Als Gerda die Veranda betrat, standen beide höflich lächelnd auf und bemühten sich um eine günstige Position, während Kurt Sonderfeld seine Frau mit bewährtem Charme zu den Gästen führte. Beide wollten neben Gerda sitzen, und als sie dies ignorierte und sich neben Pater Louis niederließ, um voll Bewunderung die Orchidee in Augenschein zu nehmen, empfand Sonderfeld eine Art Galgenhumor. Selbst dann noch konnten sie den Blick nicht von ihr wenden, und wie der Wind, der ein Weizenfeld aufstört, wie Kundu-Trommeln, die das tiefe Schweigen der Hochländer brechen, erfaßte drängende Unruhe die Männer.

Seltsam, dachte Sonderfeld bitter, daß eine Frau, die ihrem Ehemann nichts als eisige Kälte entgegenbringt, andere Männer derart aus dem Gleichgewicht zu bringen vermag.

Der Gedanke machte ihn nervös, doch wischte er ihn selbstbeherrscht beiseite und widmete sich voll und ganz der Unterhaltung seiner Gäste.

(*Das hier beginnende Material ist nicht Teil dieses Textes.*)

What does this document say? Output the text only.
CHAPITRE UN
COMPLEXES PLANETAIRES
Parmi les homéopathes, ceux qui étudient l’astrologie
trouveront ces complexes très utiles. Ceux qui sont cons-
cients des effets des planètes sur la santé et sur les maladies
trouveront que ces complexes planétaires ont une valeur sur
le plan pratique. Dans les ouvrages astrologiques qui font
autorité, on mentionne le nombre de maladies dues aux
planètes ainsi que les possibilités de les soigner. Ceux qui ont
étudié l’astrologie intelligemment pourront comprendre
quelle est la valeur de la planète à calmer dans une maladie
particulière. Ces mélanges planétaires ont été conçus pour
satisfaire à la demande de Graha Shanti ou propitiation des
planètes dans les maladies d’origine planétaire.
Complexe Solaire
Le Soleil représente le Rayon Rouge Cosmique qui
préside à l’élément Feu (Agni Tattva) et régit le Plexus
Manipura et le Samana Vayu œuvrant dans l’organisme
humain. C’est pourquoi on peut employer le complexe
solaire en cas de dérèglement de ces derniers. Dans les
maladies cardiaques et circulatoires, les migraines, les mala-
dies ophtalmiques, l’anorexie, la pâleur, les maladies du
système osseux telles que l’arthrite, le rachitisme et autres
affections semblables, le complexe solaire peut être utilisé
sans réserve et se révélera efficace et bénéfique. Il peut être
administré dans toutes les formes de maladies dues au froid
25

»Sie haben meinen Kaffee gesehen, Mr. Nelson. Was halten Sie davon?«

Der Engländer wurde enthusiastisch.

»Ausgezeichnet! Ausgezeichnet! Ich kann mit voller Überzeugung sagen, daß es die beste Pflanzung ist, die ich im Hochland gesehen habe. Der Boden ist gut und hervorragend bearbeitet; Sie haben genau die richtigen Schattenbäume gewählt. Hab’ auch Ihre Jungs beim Sprühen beobachtet – sind ausgezeichnet eingearbeitet.« Sonderfeld nickte zufrieden über das Expertenlob. »Bevor ich das Land hier erschloß, habe ich mich eingehend mit den möglichen Problemen und Schwierigkeiten beschäftigt. Der Boden ist reich und das Klima optimal. Bei durchschnittlicher Pflege sehe ich keinen Grund, warum wir hier nicht den besten Kaffee der Welt produzieren sollten.«

»Da ist nur ein einziger Punkt, der mich bedenklich stimmt«, bemerkte Nelson vorsichtig. »Zumindest meine Gesellschaft wird sich daran stoßen, falls wir miteinander ins Geschäft kommen sollten.«

»Was meinen Sie?«

»Es gibt keine Straße. Goroka ist fünfzig Meilen entfernt. Wie wollen Sie die Ernte auf den Markt bringen?«

Nun ergriff Lee Curtis das Wort, wobei er in seinem Eifer, an der Diskussion teilzunehmen, etwas ins Stottern geriet.

»Da… das ist es genau, was jeder hier im Hochland zu gerne wissen würde. Sei… seit Sonderfeld hier raufkam, macht man sich darüber lustig. Alle anderen Siedler entschieden sich für Land entlang der Straße. Es reicht dreihundert Meilen weit von Lae nach Mount Hagen. Selbst die alten Füchse in diesem Bezirk würden sich niemals so weit ins Innere wagen.«

Sonderfeld lächelte nachsichtig. Das angeschnittene Problem war ihm seit langem vertraut und hatte inzwischen jede Gefährlichkeit verloren.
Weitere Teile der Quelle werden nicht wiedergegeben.